To query specific nodes you can use this SQL:

SELECT * FROM node WHERE nid = 4;

If you get a result the node exists, if not then it doesn't.

It might be possible that you have an entry in the node table but other related node data is missing, in which case your data is corrupted somehow. Hopefully that's not it.

There are so many options as to how it may have happened that we can't really give a definite answer, but the first 2 most likely possibilities that come to mind are:

  1. The nodes are gone, for whatever reason
  2. During the migration from Drupal 6 to Drupal 7, nodes somehow ended up with different node IDs and the referencing fields were not updated to match.

If it is the second one you can search on the node title, for example:

SELECT * FROM node WHERE title = 'Chicken';

If you get a result and the nid isn't what you expect based on the reference field then that is probably your problem. In that case you will need to somehow map the old node IDs to the new node IDs and then update the reference field values to match the new IDs.

Depending on how complex the problem ends up being you may have to further familiarise yourself with the Drupal schema.

I would assume that there probably aren't any logs that would help you out here. There may be logs stating when a node was updated but not the values that were updated. Or you might be able to see PHP errors at a similar time to things updating and maybe they are related but I probably wouldn't waste my time down that path.

After a few queries to determine whether the data is missing or if it is still there but has changed, I would probably start by comparing different database versions around points of interest in time (eg, before and after any serious development or migrations) to try to narrow down when the data disappeared/changed.

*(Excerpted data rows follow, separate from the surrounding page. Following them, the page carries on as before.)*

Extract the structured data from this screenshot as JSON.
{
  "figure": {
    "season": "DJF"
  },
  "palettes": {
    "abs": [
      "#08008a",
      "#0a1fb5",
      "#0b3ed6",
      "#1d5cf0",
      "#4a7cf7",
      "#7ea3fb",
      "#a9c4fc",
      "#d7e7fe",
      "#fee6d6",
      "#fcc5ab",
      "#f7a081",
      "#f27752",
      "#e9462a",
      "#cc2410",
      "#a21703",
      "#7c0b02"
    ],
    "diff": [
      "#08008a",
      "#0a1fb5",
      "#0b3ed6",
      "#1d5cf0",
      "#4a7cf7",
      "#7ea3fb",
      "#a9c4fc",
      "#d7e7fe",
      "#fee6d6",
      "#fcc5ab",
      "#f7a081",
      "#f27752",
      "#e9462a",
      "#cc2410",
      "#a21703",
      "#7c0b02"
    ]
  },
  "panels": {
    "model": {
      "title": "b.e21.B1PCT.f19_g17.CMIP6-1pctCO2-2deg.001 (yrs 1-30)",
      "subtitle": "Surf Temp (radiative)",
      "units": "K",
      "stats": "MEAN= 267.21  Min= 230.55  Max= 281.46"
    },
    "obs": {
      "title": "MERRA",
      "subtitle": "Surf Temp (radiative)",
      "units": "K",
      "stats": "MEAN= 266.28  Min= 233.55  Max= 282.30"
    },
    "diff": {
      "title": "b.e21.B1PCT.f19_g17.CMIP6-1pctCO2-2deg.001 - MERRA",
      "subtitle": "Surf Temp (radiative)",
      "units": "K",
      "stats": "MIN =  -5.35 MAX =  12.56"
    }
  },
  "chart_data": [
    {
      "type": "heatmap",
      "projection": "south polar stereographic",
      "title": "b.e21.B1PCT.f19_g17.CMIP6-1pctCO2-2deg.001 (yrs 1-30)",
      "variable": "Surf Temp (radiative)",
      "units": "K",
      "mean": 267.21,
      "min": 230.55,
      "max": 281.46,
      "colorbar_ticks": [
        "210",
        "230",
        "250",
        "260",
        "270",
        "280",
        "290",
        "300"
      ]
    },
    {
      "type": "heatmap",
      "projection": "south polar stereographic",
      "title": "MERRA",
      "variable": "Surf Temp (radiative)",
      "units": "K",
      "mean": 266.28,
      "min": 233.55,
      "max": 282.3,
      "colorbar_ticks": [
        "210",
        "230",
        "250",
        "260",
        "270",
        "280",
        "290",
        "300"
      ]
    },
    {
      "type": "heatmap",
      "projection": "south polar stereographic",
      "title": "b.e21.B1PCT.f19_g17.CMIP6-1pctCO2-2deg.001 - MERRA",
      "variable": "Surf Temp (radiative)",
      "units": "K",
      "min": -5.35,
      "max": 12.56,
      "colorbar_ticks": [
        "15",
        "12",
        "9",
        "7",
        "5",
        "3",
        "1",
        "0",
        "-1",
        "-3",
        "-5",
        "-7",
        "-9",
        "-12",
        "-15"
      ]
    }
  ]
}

Then work out what was happening at that time (was it a migration? etc.) then investigate based on that.

  • Thank you for this comprehensive answer. I'll give that query a go--I suspect things might have gotten changed in the migration but would really like to ensure it doesn't happen again.
    – Rokujolady
    Aug 10, 2016 at 3:39
  • Interesting topic, about going after Chickens using Drupal ... But, maybe you would want to transform your last SQL stmnt to something using LIKE ... If you do, who knows what else, apart from Chickens, would start to appear ... Aug 10, 2016 at 9:00
  • You could do that, however my answer is more relating to Drupal node schema. SQL instruction can be found elsewhere.
    – rooby
    Aug 10, 2016 at 21:52

Drupal 7 does not delete references to deleted nodes by default. See the Field reference delete module. Some details about it, from its project page (check that page for even more details):

This module removes references to a deleted entity from fields stored in an SQL database. It exists to prevent stale references to non-existent content from causing unexpected problems (for example, when the referencing content is being displayed).

I'm not sure if it will clean up existing "dead" references, but at least moving forward it does.

  • I did not realize that it didn't propagate deletions. I'll check out that module.